3. Reproductive isolation of gene pools occurs by premating isolating mechanisms where mating is never attempted, or postmating isolating mechanisms where offspring do not develop. (Table 27.3)
4. Two Means to New Species (p. 533)
   • a. Speciation occurs when one species gives rise to two species through reproductive isolation. (Fig. 27.16)
   • b. Geographic isolation occurs when subpopulations are separated from each other by a new river, canal, etc.
   • c. If enough variation arises between the separate populations due to independent mutations, drift, selection, etc., they will be reproductively isolated when the populations are reunited; this is called allopatric speciation.
   • d. If a population separates into two reproductively isolated groups without geographic isolation, as with doubled chromosome numbers in some plants, this is called sympatric speciation.
5. Adaptive Radiation (p. 535)
   • a. Adaptive Radiation is proliferation of species by adaptation to new ways of life.
   • b. Classic example is Darwin's finches. (Fig. 27.17)
     • i. Seen by Darwin on his voyage to Galápagos Islands.
     • ii. Islands contained much larger variety of finches than Ecuador, South America, 600 miles to east.
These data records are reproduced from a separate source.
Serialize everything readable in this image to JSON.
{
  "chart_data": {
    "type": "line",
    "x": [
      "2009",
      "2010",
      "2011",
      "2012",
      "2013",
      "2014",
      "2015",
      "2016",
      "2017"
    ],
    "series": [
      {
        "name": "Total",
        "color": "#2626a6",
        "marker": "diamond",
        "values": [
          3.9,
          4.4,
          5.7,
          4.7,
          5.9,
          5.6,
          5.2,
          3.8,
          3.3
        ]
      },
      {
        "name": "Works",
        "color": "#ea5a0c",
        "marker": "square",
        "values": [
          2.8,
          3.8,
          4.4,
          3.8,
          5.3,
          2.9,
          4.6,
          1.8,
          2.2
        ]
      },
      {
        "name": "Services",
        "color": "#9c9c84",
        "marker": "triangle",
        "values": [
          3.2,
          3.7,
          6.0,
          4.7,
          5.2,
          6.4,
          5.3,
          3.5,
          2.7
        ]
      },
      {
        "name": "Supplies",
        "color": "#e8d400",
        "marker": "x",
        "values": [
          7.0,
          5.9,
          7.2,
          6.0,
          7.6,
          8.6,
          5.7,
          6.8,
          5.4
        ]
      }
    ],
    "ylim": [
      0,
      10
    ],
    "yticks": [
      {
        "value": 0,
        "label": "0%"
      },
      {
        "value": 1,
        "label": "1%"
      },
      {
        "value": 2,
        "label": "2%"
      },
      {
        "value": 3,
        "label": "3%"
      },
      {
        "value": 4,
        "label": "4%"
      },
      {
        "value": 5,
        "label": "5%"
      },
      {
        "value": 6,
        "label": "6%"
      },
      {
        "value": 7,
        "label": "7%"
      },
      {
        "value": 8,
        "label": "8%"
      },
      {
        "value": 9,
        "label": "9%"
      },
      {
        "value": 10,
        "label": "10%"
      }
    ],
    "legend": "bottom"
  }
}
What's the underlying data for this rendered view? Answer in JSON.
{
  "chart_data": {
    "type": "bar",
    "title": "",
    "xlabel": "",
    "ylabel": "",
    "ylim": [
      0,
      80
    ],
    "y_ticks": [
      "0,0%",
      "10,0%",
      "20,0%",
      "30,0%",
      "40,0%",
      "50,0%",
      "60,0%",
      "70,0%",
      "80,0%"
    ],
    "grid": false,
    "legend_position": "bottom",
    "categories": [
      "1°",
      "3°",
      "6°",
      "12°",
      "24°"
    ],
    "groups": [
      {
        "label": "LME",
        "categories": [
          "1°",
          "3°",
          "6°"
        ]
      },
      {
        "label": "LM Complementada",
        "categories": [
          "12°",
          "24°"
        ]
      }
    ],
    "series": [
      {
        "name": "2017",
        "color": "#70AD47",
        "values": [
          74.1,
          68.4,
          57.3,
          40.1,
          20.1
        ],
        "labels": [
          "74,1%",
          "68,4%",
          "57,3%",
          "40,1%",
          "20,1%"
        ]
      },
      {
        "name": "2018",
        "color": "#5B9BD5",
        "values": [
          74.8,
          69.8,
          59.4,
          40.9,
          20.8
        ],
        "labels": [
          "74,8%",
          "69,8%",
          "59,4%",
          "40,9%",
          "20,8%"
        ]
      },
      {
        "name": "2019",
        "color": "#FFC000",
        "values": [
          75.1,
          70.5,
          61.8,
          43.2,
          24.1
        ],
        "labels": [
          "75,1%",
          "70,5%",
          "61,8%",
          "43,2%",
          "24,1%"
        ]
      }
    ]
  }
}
     • iii. Islands also contained far greater variation, 13 different-sized finches with different bills adapted to particular food-gathering methods.
     • iv. Different conditions on islands selected for variation while providing some isolation.
   • The Pace of Speciation
     • a. "Living fossils" is term for organisms that have changed little from earlier times; are usually well- adapted to unchanging environment.
     • b. Examples of little-changed organisms includes coelacanth, horseshoe crab, crocodile.
     • c. Stasis is a time of limited change in a lineage.
     • d. Phyletic gradualism is older model of evolution by slower gradual change; gradualism makes dramatic transitional fossils unlikely.
     • e. Punctuated equilibrium is newer model of evolution, with stasis punctuated with rapid change or speciation.
     • f. Because speciation is rapid in this model, transitional links may be rare as fossils.